Камлаев начал крепко уставать не то чтобы от мертвой хватки партийных инквизиторских клешней — от этого идеологического клея, качающихся кочек под ногами, навязанных болванами болванок, тянувших на топкое дно… и говорил себе, что ничего уже не остается, кроме как порывать со страной, вскормившей его, и становиться гражданином мира… он не питал иллюзий в отношении свободы, которая на самом деле есть способность делать дело в любых (и невозможных) обстоятельствах, а не возможность выбора (там, в заграничном инобытии, — такая же цензура, с той только разницей, что здесь, на родине, империя дает заказ на «исторически оптимистичное», на укрепление стоицизма полуголодных и фрустрированных, а там, «их бизнес», — на съедобное, на то, что можно и полезно жрать, ну вот на нечто, да, шниткеобразное такое, на сшибку диссонантной скрежещущей и лязгающей рати с бессильно-беззащитным гармоническим добром), но там, по крайней мере, по горизонтали ему дадут, Камлаеву, перемещаться своей волей.
Уговорил Артура извернуться выкрасть копию и переслать с дипломатической почтой за бугор в голубенькой круглой жестянке из-под осетровой, на экспорт, икры, вот тут-то все и началось: «великий реквием по жертвам», «разоблачение ужасов тоталитарного режима», «цинично опорочил звание советского…», «таким не место среди граждан нашей Родины». «Слушает пение Урании, а не истерики Клио… будто одна из несмети тишайших поденок… трепетом крыл разгоняя масштаб круговерти…» — в Нью-Йорке забубнил Иосиф; Адорно, Ноно, Пендерецкий приветствовали нового «Колумба давно исчезнувших и вновь открытых акустических материков», Штокхаузен немедля отозвался: «Минорное трезвучие Камлаева — это такое яблоко, вдруг найденное человеком на Луне, и это делает Луну только еще таинственнее».

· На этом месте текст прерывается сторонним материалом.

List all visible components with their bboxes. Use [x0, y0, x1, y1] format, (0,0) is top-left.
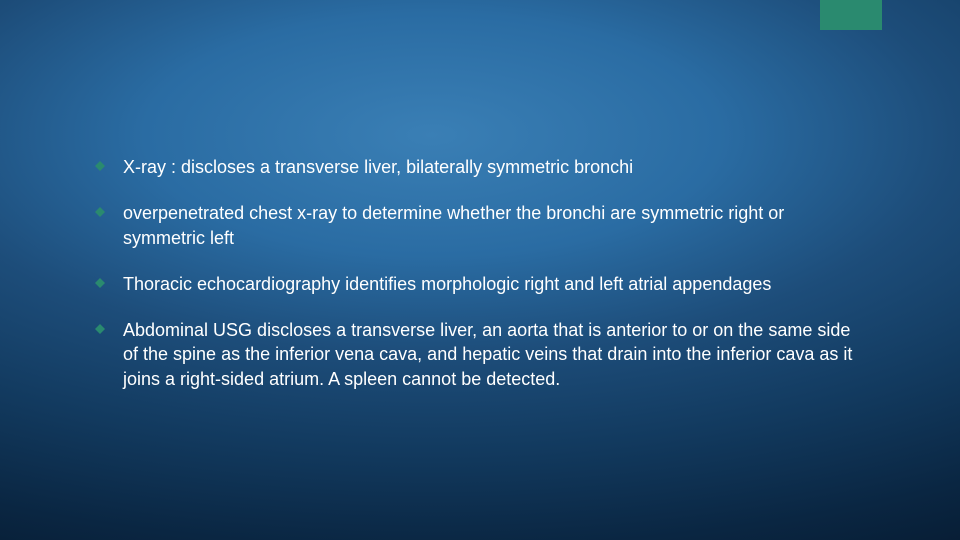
list-item: Abdominal USG discloses a transverse liv…: [95, 318, 870, 391]
diamond-bullet-icon: [95, 278, 105, 288]
accent-tab: [820, 0, 882, 30]
list-item-text: X-ray : discloses a transverse liver, bi…: [123, 155, 870, 179]
list-item: Thoracic echocardiography identifies mor…: [95, 272, 870, 296]
list-item-text: Abdominal USG discloses a transverse liv…: [123, 318, 870, 391]
list-item-text: Thoracic echocardiography identifies mor…: [123, 272, 870, 296]
bullet-list: X-ray : discloses a transverse liver, bi…: [95, 155, 870, 391]
list-item-text: overpenetrated chest x-ray to determine …: [123, 201, 870, 250]
diamond-bullet-icon: [95, 324, 105, 334]
list-item: overpenetrated chest x-ray to determine …: [95, 201, 870, 250]
list-item: X-ray : discloses a transverse liver, bi…: [95, 155, 870, 179]
diamond-bullet-icon: [95, 207, 105, 217]
slide-content: X-ray : discloses a transverse liver, bi…: [95, 155, 870, 413]
diamond-bullet-icon: [95, 161, 105, 171]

С бывшей женой он повстречался только девять лет спустя, в берлинском магазине готового женского платья: она заматерела, но все еще была прекрасна, держала за руку девчонку лет пяти, в больших толстостеклых очках — один глаз залеплен для исправления косоглазия пластырем; оранжерейное изнеженное деревце, в камлаевской суровой тундре не прижившееся, окрепло, распрямилось в сытной почве нового замужества… он ничего не чувствовал, припоминая ту маленькую смерть и вяло поражаясь, что сам он все еще один… транзитом через Донателлу, Розалинд, Алексис, Джейн, Софи… да, кажется, вот с этой женщиной он жил, когда калил, ковал из изначальных атомов триад, вызвончивал, вытверживал, выстуживал и в то же время нежил и баюкал своего осуществленного вполне «Платонова».
Часть V
Молчание зерна
Иваново счастье
1
Хромированный белый IWC Schaffhausen на правом запястье — достаточно пошевелить рукой, чтобы сработал механизм завода, создавая запас безостановочного хода на ближайшую неделю: если часы остановились, то значит, ты не двигался семь дней. Под циферблатом бойко и бесшумно крутилась, выставляя даты, толкала и вращала стрелки автоматическая жизнь. Какая-то радость даже в этом была — быть тканью будущей окаменелости, вишневой косточкой, фисташковой скорлупкой, обрастающей седой мохнатой пылью за диваном, сигаретным окурком, не прожегшим дыру в простыне, так что рекламный ролик о пожарной безопасности для тех, кто засыпает пьяным с незатушенной сигаретой, придется переснять.